Notons au passage que le « premier flic hippique de France » dégaine un nouvel argument, qui lui permet de faire sauter des licences : « La moralité présentant des risques pour la sincérité des jeux ». Voilà qui n’est pas sans nous rappeler le fameux article du Code au galop sur l’atteinte à l’image des courses…
Le Qatar comme sponsor principal
Sans le sponsoring du Qatar, la situation du Prix de l’Arc de Triomphe (Gr1) serait-elle la même ? L’allocation serait-elle aussi généreuse ? Non… Le Qrec (Qatar Racing and Equestrian Club) est le partenaire du Qatar Prix de l’Arc de Triomphe depuis 2008, mais pas que… À l’heure où il devient très difficile pour la Société-mère de trouver des sponsors, l’arrivée du Qatar en 2008 reste une aubaine financière pour le galop français. L’autre rôle important et positif joué par le Qatar au cours des dernières années, c’est au niveau du propriétariat et de l’élevage.
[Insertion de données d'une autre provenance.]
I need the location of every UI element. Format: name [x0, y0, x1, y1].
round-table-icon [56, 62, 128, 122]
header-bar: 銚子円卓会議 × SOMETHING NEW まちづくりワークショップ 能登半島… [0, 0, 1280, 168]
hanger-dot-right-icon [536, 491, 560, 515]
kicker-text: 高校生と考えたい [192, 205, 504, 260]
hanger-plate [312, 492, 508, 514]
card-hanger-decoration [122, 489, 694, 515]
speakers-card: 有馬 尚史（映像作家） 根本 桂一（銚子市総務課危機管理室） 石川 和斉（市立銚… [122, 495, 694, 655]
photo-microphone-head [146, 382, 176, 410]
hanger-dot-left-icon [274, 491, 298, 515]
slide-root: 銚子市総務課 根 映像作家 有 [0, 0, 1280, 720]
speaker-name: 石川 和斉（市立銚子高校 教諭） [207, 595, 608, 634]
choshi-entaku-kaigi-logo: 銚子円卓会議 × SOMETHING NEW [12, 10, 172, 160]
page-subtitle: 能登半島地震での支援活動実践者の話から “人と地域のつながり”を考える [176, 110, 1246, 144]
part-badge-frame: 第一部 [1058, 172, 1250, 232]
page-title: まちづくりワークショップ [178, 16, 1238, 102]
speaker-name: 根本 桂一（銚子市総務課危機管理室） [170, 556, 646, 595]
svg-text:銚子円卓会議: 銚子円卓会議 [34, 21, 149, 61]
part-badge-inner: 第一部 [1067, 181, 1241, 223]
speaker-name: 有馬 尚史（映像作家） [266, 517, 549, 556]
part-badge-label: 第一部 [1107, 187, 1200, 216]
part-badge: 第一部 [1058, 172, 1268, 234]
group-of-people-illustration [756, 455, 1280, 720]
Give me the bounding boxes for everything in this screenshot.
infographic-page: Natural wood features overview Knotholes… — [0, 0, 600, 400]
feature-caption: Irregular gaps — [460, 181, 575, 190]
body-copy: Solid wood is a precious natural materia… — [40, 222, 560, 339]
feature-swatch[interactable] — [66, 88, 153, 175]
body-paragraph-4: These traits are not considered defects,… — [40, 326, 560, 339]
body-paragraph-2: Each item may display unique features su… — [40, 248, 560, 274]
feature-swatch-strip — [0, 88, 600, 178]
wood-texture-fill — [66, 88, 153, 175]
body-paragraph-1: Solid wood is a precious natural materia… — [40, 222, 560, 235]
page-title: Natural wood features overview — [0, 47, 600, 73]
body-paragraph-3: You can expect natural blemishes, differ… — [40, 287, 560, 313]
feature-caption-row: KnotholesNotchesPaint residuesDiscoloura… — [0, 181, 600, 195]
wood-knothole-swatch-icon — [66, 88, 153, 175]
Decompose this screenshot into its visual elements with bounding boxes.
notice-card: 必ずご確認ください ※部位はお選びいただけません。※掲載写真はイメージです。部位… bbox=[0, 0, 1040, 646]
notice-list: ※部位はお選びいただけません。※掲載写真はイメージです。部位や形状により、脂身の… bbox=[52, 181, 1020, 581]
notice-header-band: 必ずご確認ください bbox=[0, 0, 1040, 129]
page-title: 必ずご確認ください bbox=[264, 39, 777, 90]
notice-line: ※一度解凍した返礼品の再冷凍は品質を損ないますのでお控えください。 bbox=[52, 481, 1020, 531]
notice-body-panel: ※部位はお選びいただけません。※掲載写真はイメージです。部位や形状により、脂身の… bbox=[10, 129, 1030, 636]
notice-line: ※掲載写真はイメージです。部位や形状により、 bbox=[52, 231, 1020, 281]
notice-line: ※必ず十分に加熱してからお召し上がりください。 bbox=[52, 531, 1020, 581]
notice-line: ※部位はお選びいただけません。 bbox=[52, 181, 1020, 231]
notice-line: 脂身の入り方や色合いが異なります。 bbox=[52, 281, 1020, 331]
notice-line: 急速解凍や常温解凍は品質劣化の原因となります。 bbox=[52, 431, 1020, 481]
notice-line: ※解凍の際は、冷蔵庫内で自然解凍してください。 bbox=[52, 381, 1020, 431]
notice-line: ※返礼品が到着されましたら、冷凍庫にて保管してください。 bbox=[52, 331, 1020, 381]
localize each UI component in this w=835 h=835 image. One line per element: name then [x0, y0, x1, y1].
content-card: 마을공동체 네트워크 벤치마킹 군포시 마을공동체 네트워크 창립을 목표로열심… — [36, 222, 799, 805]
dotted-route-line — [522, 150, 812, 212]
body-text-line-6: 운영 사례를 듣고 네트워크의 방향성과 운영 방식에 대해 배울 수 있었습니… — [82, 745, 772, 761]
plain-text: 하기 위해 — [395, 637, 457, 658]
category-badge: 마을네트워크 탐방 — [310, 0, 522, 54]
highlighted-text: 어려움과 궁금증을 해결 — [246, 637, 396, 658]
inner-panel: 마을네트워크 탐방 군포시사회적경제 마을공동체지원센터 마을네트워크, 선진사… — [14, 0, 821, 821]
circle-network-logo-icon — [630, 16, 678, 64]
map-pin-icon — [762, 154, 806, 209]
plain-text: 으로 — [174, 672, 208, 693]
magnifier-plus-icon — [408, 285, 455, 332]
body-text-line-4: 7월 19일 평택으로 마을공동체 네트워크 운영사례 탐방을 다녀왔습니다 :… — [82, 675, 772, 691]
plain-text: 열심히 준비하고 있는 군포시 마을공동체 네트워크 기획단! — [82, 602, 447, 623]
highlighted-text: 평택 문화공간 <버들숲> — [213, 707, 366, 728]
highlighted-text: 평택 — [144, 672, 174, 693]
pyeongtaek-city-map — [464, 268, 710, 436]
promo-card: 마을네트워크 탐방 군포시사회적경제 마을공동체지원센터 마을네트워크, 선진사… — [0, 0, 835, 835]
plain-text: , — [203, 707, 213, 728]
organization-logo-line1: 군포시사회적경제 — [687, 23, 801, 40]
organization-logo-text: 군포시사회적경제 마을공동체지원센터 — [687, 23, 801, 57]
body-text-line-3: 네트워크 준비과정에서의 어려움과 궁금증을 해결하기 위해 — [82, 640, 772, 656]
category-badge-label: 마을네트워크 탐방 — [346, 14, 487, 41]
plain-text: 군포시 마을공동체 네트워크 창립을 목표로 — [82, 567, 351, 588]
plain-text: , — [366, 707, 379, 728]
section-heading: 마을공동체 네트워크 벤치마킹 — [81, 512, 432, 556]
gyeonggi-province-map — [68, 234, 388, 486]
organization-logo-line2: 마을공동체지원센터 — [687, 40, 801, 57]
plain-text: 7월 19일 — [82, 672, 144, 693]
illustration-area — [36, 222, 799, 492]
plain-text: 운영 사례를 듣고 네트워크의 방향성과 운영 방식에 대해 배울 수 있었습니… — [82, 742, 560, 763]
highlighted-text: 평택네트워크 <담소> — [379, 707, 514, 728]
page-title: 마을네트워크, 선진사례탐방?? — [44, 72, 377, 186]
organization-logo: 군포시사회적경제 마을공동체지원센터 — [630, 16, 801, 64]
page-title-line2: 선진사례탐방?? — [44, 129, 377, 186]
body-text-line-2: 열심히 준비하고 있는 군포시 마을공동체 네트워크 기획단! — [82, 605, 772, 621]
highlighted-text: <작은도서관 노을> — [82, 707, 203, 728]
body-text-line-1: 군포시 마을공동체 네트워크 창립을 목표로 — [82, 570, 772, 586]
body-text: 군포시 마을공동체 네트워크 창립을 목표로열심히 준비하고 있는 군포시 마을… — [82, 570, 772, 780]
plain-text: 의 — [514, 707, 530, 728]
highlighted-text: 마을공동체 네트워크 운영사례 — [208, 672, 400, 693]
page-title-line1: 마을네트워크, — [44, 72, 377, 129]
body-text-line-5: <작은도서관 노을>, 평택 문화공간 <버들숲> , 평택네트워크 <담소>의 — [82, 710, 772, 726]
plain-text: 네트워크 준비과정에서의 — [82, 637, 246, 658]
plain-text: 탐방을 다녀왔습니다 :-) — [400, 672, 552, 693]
Les Qataris – après les Américains, les Japonais, les Dubaïotes, etc. – ont apporté du sang neuf et beaucoup de devises dans la filière, qui en avait grand besoin, car la France (sauf comme second couteau) n’a pas bénéficié du plus gros des investissements saoudiens ou dubaïotes, qui est allé à l’Angleterre (famille Maktoum, prince Adbullah, etc.).
Mais, comme pour le PSG d’ailleurs, tout cela n’est pas sans susciter des critiques. Car l’État qatari a été soupçonné d’avoir des liens avec certains mouvements terroristes. Il existe donc, au sein de la filière hippique française comme au sein de la société française, un débat sur les investissements de l’Émirat dans notre pays.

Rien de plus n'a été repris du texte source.